With confidence, as a player, I can attribute my interest towards video games to how they made me feel as a child: their extending my capabilities for experiencing worlds, interacting with them and refashioning my ‘self’ within them. Since Summer Games on the Commodore 64, they take me beyond what is merely ‘actual’, into what is virtually ‘possible’.

My interest in video games as a developer sparked, I believe, from the same reason. I understood that interactive, virtual worlds offered expressive possibilities which transcended traditional media. Framing my visions and my messages through them, I try to engage and temporarily ‘dislodge’ players from the world in the same way video games originally made me feel.

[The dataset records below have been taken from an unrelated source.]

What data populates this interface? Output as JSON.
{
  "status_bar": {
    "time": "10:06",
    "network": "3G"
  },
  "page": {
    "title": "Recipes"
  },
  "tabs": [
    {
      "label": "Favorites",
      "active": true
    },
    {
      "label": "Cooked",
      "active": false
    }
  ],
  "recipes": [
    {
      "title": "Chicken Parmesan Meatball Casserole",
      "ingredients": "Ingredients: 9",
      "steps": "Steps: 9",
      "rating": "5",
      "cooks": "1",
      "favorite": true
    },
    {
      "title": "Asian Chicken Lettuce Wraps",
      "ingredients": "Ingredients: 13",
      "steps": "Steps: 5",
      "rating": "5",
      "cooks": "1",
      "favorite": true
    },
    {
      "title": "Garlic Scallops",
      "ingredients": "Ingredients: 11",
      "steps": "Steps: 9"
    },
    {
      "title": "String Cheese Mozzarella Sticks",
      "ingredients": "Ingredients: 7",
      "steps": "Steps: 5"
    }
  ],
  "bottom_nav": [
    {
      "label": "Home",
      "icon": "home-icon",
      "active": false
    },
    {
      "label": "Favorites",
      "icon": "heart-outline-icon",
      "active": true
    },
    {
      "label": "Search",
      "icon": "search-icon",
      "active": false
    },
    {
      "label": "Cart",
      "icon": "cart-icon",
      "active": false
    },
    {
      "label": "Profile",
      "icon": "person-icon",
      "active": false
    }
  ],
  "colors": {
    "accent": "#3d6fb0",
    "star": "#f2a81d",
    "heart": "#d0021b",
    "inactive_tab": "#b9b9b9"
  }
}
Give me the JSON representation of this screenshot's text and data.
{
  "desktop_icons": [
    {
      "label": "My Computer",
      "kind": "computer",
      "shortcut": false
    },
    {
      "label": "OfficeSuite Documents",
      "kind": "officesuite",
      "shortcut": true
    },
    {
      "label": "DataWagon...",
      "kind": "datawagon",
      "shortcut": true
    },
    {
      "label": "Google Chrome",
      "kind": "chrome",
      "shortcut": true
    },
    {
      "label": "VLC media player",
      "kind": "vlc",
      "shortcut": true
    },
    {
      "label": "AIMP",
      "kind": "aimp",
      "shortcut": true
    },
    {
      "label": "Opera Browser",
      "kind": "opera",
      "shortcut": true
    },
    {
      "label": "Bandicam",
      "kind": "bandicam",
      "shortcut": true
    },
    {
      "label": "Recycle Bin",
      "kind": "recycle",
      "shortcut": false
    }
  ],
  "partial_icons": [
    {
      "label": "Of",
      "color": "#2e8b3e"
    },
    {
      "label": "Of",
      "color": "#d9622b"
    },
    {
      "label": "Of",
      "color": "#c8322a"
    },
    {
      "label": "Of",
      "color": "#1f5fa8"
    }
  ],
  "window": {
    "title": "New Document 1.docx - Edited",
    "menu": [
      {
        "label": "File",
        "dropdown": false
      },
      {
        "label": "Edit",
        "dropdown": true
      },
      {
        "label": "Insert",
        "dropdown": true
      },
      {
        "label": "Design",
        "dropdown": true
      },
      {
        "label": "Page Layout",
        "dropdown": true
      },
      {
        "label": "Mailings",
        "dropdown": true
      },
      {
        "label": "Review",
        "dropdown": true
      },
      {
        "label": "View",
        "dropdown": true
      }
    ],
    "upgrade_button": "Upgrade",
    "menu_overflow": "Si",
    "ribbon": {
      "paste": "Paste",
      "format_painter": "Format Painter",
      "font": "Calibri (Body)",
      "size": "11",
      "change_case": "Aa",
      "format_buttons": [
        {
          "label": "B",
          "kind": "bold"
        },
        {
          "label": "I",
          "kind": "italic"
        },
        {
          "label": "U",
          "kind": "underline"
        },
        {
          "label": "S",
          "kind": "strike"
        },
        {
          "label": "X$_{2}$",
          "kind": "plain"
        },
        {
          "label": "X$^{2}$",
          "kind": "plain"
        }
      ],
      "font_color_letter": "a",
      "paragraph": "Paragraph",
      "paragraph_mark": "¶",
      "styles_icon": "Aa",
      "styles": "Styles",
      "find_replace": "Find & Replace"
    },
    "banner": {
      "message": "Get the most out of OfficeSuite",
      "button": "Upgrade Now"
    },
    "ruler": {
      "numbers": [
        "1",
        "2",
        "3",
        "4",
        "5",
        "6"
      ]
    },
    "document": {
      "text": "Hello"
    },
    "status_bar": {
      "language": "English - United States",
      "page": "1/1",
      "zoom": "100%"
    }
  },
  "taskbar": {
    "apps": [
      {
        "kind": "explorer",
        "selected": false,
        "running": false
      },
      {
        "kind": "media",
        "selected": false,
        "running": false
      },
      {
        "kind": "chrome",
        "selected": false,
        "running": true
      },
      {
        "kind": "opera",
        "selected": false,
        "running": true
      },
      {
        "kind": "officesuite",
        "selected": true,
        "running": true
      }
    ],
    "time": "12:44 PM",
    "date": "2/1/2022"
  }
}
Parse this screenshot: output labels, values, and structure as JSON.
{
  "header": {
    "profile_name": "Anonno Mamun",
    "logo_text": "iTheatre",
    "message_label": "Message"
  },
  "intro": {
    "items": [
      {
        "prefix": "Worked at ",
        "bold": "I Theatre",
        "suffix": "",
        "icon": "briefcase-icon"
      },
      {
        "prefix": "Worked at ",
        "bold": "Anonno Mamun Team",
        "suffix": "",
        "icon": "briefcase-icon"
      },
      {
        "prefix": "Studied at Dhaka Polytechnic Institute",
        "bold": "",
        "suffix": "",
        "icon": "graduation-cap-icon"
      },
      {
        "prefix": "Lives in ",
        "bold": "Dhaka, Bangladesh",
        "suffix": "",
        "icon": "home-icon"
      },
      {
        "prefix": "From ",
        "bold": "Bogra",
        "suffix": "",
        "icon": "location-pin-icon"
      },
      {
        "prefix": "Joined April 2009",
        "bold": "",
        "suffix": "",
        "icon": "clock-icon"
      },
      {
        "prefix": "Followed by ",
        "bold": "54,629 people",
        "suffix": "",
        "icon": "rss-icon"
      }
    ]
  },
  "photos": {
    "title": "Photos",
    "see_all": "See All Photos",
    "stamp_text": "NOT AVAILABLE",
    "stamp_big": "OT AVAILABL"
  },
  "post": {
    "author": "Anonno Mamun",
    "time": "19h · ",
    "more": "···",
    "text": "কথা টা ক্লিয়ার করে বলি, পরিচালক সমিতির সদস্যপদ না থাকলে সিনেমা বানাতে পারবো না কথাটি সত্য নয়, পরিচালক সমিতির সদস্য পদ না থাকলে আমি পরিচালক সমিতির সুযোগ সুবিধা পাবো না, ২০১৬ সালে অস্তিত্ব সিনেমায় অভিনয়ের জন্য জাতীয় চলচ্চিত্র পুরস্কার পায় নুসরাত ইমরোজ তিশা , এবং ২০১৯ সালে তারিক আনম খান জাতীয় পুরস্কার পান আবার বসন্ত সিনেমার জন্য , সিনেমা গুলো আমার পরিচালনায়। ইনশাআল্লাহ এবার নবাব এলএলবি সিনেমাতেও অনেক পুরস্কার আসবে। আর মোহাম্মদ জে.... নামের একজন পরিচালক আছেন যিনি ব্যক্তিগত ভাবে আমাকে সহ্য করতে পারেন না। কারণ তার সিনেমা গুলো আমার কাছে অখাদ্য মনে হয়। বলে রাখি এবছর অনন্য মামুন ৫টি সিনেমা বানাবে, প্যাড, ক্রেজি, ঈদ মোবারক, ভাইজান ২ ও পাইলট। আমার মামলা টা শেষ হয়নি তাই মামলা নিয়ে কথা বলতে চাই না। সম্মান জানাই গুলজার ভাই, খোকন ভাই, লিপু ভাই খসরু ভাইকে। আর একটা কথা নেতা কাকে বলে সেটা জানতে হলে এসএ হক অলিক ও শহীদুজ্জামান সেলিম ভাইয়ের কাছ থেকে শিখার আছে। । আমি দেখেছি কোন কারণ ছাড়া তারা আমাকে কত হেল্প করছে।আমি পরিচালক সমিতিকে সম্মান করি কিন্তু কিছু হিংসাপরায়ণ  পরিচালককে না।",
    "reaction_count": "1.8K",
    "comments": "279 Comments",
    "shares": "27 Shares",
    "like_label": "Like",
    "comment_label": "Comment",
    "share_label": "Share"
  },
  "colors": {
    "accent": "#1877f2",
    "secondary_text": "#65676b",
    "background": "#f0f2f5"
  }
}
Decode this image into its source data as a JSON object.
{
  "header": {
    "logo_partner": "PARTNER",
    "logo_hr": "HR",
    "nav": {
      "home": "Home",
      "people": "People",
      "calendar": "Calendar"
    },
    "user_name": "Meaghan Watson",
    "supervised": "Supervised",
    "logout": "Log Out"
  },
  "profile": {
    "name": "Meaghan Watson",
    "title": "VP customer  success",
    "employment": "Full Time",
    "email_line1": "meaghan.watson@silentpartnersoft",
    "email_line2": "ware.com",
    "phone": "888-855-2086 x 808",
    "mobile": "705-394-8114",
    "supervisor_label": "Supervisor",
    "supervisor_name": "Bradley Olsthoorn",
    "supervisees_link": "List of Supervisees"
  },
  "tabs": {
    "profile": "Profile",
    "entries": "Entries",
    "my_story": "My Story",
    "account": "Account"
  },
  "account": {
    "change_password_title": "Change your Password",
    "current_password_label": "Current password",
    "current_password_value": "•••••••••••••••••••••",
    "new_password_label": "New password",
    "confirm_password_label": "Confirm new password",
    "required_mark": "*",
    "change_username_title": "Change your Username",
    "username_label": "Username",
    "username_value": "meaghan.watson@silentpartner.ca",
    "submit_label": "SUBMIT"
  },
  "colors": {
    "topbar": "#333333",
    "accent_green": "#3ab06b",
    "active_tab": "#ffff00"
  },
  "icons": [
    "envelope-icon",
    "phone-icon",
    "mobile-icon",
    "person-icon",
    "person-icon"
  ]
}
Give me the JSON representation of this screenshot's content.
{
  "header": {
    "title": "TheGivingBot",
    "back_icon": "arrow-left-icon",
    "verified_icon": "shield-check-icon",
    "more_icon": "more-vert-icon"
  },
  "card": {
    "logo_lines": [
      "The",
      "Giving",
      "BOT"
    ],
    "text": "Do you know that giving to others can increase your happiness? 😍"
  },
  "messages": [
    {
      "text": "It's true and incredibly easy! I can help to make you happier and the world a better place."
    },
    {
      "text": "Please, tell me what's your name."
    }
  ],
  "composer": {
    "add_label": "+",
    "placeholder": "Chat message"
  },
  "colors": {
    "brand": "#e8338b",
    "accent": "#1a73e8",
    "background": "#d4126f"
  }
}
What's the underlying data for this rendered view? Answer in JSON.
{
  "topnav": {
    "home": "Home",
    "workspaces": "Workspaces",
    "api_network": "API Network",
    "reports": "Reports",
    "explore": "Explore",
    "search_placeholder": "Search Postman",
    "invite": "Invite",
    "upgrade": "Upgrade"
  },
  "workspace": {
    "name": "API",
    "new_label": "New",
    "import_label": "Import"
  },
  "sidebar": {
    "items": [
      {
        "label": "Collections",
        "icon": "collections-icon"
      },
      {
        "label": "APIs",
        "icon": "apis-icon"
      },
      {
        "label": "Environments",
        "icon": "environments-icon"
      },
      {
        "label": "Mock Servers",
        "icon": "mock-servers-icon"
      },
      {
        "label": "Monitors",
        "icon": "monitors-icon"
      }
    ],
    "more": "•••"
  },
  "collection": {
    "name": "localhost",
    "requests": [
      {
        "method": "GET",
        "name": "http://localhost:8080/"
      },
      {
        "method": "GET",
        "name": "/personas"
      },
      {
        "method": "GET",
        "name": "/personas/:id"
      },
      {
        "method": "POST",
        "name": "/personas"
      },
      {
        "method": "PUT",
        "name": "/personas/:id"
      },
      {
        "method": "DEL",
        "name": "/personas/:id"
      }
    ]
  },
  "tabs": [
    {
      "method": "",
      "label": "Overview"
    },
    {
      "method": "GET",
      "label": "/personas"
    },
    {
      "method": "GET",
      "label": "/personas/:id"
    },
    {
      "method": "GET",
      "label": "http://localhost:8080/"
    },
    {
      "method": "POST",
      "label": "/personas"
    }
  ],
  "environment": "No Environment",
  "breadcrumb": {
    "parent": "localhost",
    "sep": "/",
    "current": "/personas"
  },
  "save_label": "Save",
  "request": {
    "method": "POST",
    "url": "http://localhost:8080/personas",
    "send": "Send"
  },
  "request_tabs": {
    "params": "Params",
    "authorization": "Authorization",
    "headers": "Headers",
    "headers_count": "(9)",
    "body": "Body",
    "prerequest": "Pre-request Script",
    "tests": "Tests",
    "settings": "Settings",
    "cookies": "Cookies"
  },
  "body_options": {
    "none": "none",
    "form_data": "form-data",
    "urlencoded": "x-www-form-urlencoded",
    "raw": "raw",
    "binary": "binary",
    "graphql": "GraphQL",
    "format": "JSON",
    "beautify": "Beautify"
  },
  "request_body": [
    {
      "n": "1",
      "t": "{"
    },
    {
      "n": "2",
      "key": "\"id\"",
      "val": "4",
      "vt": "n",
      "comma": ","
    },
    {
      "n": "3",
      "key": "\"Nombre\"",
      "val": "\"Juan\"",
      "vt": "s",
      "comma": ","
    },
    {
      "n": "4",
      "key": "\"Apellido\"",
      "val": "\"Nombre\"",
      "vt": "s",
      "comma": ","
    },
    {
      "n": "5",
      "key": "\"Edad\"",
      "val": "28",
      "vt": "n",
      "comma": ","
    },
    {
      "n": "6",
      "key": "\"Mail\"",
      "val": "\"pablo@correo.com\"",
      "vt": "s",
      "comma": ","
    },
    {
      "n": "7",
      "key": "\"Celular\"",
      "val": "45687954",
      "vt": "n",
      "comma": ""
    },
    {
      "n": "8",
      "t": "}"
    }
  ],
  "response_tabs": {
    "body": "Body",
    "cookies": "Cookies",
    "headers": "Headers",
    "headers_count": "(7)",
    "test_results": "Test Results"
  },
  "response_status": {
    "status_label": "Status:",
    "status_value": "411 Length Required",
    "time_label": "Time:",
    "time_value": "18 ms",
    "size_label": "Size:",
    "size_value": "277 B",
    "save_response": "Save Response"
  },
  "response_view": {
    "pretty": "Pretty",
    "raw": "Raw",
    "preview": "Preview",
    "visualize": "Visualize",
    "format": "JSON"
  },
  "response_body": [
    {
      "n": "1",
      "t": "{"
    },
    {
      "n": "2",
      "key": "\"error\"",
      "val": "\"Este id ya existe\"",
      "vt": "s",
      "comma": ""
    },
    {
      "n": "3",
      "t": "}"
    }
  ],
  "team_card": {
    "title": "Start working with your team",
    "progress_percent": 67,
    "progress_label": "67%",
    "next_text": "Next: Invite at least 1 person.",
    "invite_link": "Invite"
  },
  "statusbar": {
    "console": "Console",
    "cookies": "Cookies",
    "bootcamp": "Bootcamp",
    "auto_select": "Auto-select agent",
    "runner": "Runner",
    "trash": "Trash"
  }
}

Can you tell us about the creation process of Tony Tough games? What challenges did you face during the process?

There is very little to say, I am afraid. We simply were a group of passionate young males of nearly twenty years of age who got together and stuck together to make Tony Tough happen. We worked hard and long to develop a rather big game from scratch. It was the first game that we tried to develop after having merged two small and relatively inexperienced Italian independent teams. The biggest challenges were, comprehensibly, organizational and logistical. From the point of view of content design, the character of Tony Tough was roughly based around my literature teacher at high school, while the plot of the game is a bizarre, playful take on Dante’s Divine Comedy.

Out of the games you developed, which game is your favorite? Why?

As their father, so to speak, it is my contractual duty to state that I love them all equally. Haha!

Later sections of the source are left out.